DynamicFrames won't let you do this level of transformation, so you will need to cast it to PySpark DataFrame using .toDF()
method then, after the transformation, .fromDF()
.
Here is an example on how to parse it with PySpark DataFrame:
Creating a DataFrame as example
from pyspark.sql import DataFrame , SparkSession
spark = spark = SparkSession.builder \
.master("local") \
.appName("Parsing JSON") \
.getOrCreate()
df = spark.createDataFrame([(1 ,"John", "{'key':'lastName','value':'Smith'}")],['id','name','customJson'])
Now Parsing the JSON Column
from pyspark.sql.types import StructType, StructField, StringType
from pyspark.sql.functions import from_json
schema = StructType([StructField('key', StringType()),StructField('value', StringType())])
df = df.select(
df.id,
df.name,
from_json(df.customJson, schema).value.alias('lastName'),
df.customJson
)
Feel free to run this notebook if you like.
Here is some documentation:
https://spark.apache.org/docs/3.2.0/api/python/reference/api/pyspark.sql.functions.from_json.html
[EDIT]
If your Json represents an array of elements (like in the comment below), you would need to include the ArrayType
on schema, then use explode
function to flatten out the values you need.
Creating DataFrame as example
from pyspark.sql import DataFrame , SparkSession
spark = spark = SparkSession.builder \
.master("local") \
.appName("Word Count") \
.getOrCreate()
df = spark.createDataFrame([(1 ,"John", "[{'key':'lastName','value':'Smith'},{'key':'lastName','value':'Silva'}]")],['id','name','customJson'])

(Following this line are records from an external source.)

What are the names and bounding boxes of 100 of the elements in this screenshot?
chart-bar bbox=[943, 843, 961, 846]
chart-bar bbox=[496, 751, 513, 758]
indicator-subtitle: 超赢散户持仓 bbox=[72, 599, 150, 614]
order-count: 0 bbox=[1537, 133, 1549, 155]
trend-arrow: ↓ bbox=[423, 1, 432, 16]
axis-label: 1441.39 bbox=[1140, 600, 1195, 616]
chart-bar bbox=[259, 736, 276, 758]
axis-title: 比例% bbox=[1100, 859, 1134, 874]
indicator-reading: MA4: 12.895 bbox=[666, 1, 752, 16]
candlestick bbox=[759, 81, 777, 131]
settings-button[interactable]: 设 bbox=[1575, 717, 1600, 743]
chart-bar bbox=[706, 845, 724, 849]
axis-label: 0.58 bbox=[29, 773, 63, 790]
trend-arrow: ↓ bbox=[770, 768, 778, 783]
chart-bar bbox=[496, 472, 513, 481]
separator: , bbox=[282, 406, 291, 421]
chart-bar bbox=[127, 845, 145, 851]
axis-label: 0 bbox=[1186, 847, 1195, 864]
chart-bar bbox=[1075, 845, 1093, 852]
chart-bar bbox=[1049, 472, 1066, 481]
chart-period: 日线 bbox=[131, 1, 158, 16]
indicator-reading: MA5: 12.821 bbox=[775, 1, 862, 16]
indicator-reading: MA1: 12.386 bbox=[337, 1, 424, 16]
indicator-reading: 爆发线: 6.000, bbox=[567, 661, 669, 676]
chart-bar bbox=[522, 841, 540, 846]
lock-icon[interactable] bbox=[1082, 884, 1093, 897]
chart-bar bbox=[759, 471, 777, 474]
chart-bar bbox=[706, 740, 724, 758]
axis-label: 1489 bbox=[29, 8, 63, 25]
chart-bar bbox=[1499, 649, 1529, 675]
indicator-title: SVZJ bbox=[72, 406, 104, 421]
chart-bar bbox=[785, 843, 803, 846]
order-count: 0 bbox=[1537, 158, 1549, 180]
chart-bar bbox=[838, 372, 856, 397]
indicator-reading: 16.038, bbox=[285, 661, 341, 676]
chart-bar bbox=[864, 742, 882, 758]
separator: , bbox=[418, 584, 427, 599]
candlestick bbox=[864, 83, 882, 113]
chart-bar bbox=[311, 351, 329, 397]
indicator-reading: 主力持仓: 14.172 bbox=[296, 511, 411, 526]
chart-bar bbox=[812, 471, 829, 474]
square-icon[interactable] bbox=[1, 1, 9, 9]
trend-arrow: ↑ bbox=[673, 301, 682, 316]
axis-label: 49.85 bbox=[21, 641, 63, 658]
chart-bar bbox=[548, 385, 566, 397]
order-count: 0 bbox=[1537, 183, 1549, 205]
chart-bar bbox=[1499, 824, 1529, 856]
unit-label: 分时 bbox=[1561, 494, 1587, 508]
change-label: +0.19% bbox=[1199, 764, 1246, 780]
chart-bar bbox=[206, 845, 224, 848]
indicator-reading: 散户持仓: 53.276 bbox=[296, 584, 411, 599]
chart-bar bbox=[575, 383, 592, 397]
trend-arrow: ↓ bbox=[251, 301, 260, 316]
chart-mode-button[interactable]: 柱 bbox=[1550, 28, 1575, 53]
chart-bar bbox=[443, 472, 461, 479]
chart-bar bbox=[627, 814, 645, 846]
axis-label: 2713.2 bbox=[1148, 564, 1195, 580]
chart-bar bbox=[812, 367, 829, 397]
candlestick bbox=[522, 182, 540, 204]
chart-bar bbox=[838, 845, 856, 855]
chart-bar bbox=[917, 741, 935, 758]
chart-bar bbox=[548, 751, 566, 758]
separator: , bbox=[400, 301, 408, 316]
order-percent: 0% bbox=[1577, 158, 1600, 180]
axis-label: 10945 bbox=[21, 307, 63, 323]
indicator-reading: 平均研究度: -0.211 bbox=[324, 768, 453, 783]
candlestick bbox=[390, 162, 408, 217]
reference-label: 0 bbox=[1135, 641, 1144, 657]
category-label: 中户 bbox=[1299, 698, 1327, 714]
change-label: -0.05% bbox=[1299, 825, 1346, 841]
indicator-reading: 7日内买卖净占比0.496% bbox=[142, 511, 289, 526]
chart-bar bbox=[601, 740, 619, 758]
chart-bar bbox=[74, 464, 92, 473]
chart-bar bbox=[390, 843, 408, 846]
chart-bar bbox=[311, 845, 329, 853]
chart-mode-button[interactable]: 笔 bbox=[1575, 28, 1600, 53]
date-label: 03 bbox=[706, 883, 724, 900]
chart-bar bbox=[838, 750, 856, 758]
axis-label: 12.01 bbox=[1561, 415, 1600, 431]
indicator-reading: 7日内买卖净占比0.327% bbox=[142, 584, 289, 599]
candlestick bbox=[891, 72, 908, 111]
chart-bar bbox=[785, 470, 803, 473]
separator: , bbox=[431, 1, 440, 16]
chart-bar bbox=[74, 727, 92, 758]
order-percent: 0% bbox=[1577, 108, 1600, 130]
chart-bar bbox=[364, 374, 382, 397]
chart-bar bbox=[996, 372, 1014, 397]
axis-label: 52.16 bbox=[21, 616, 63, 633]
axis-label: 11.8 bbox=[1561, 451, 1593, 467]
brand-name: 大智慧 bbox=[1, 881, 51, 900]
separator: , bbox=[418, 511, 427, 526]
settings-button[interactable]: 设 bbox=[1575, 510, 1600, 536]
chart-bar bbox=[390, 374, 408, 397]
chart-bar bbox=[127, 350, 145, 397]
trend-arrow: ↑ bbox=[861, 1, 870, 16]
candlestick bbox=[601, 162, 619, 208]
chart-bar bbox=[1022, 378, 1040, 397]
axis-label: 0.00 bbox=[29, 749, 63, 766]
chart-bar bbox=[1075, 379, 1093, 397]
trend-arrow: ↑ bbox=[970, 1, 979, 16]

Parsing Json representing array of elements
from pyspark.sql.types import StructType, StructField, StringType, ArrayType
from pyspark.sql.functions import from_json, explode
schema = ArrayType(StructType([StructField('key', StringType()),StructField('value', StringType())]))
df = df.select(
df.id,
df.name,
explode(
from_json(df.customJson, schema)
).alias('parsedJson'),
df.customJson
)
df.select(
df.id,
df.name,
df.parsedJson.value.alias("lastName"),
).toPandas().to_markdown()
# to_markdown properly formats the DataFrame as markdown to print below as table
|
id |
name |
lastName |
0 |
1 |
John |
Smith |
1 |
1 |
John |
Silva |